Tobias Ragoczy1, Vivek Nandakumar1, Konstantin Queitsch1, Hartmann Harz2, David Hörl2, Heinrich Leonhardt2, and John Stamatoyannopoulos1,3,4, Shreeram Akilesh5

1Altius Institute for Biomedical Sciences, Seattle, WA, 98121, USA;

2Department of Human Biology and Imaging, Ludwig Maximilian University of Munich, Germany;

3Department of Medicine, University of Washington, Seattle, WA, 98195, USA;

4Department of Genome Sciences, University of Washington, Seattle, WA, 98195, USA;

5Department of Pathology, University of Washington, Seattle, WA, 98195, USA

Our current understanding of transcriptional regulation mechanisms is largely inferred from bulk cell sequencing-based assays such as chromatin conformation capture, DNaseI-seq and/or ChIP-seq. By their nature, these assays destroy information regarding allele-specific patterns and cell-to-cell variability which are key to understanding the spatiotemporal mechanics of gene regulation. Current methods to label and detect gene loci in single cells in situ use a combination of fluorescence in situ hybridization (FISH) and microscopy imaging with BAC/fosmid-based probes that typically range in size from 10s – 100s of kilobases (kb). These large probes lack the sensitivity and precision required to accurately localize regulatory DNA elements (e.g. DNaseI hypersensitive sites) that typically measure ~1kb in size. Furthermore, routine application of DNA-FISH has been hampered by wide variability among protocols used by various laboratories, finicky and specialized microscope configurations and low throughput. These disadvantages have hampered the widespread adoption of these methods and rigorous statistical analyses of the results.
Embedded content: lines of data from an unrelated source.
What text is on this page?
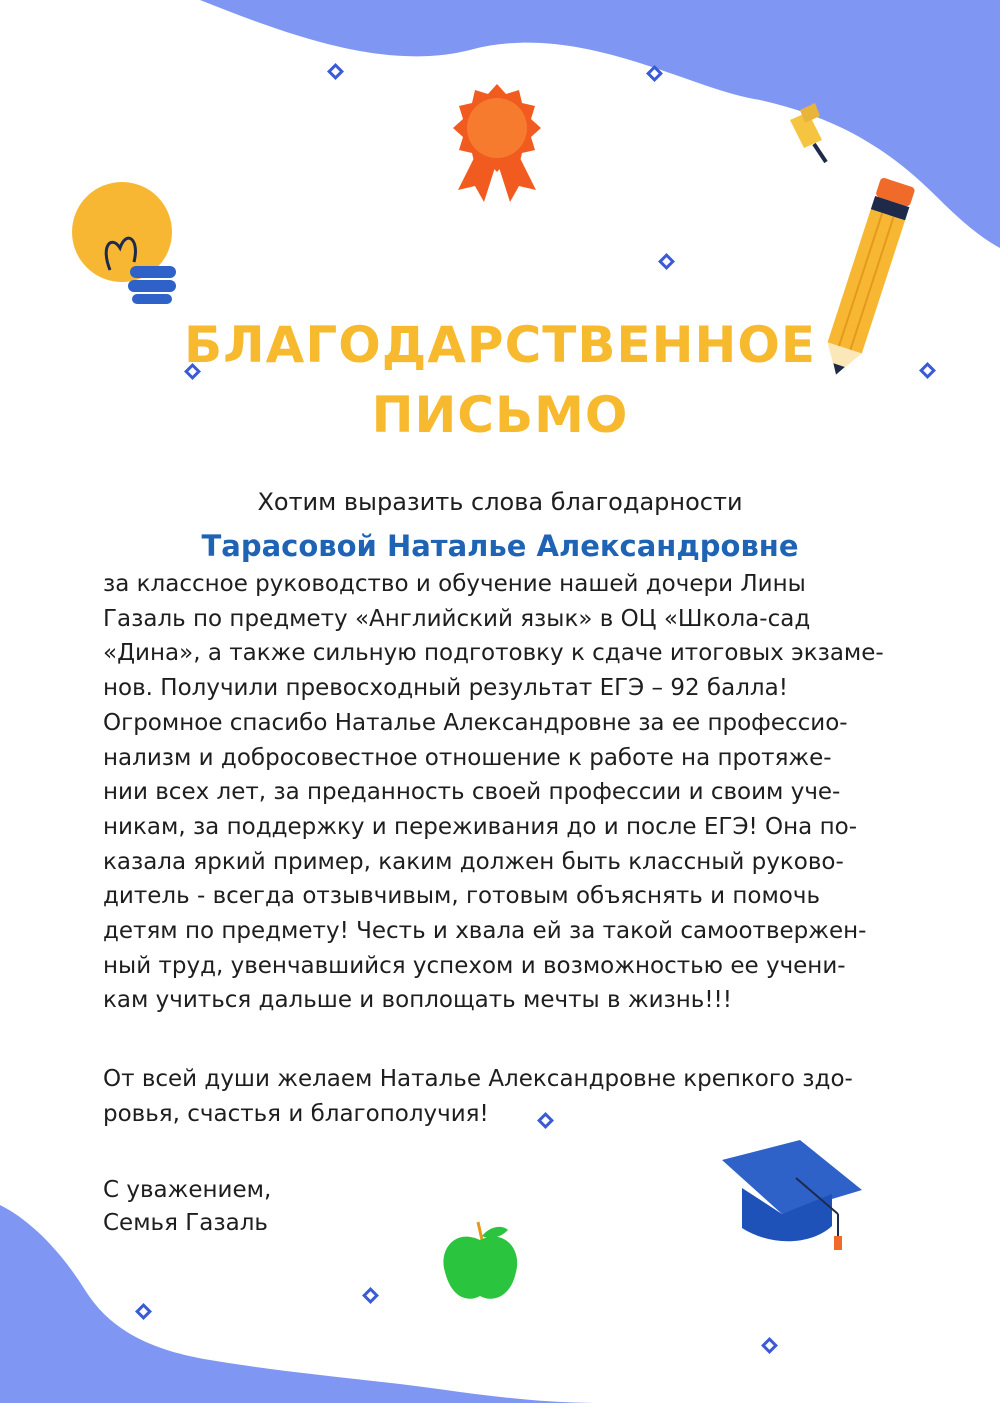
БЛАГОДАРСТВЕННОЕ
ПИСЬМО

Хотим выразить слова благодарности

Тарасовой Наталье Александровне

за классное руководство и обучение нашей дочери Лины
Газаль по предмету «Английский язык» в ОЦ «Школа-сад
«Дина», а также сильную подготовку к сдаче итоговых экзаме-
нов. Получили превосходный результат ЕГЭ – 92 балла!
Огромное спасибо Наталье Александровне за ее профессио-
нализм и добросовестное отношение к работе на протяже-
нии всех лет, за преданность своей профессии и своим уче-
никам, за поддержку и переживания до и после ЕГЭ! Она по-
казала яркий пример, каким должен быть классный руково-
дитель - всегда отзывчивым, готовым объяснять и помочь
детям по предмету! Честь и хвала ей за такой самоотвержен-
ный труд, увенчавшийся успехом и возможностью ее учени-
кам учиться дальше и воплощать мечты в жизнь!!!
От всей души желаем Наталье Александровне крепкого здо-
ровья, счастья и благополучия!

С уважением,

Семья Газаль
To address these deficits, we have developed a robust and standardized DNA-FISH methodology (Nano-FISH) coupled with an automated image informatics pipeline to enable high-throughput detection and spatial localization of small genomic DNA elements (~1 kb) in situ in hundreds to thousands of individual cells per experiment. Nano-FISH utilizes defined pools of synthetic fluorescent dye-labeled oligonucleotides in an optimized 3D-FISH protocol to reliably detect small (~1 kb) genomic regions in large numbers of adherent or suspension cells in situ. We have successfully applied Nano-FISH in conventional wide-field microscopic imaging as well as in challenging super-resolution imaging applications. To facilitate rigorous statistical analyses of the resulting large image data sets, we have developed a scalable image analysis software suite to reliably identify and quantitatively annotate labeled loci on a single-cell basis. We demonstrate the utility of Nano-FISH to precisely localize specific regulatory genomic elements in 3D nuclear space, to identify small-scale structural genomic variations (gains/losses), to quantitate the spatial interactions between regulatory elements and their putative target gene(s), and to detect genomic conformational changes that induce stimulus-dependent gene expression. Nano-FISH thus provides a new and powerful tool to allow direct visualization of the fine-scale physical organization and dynamics of genome regulation at single cell resolution.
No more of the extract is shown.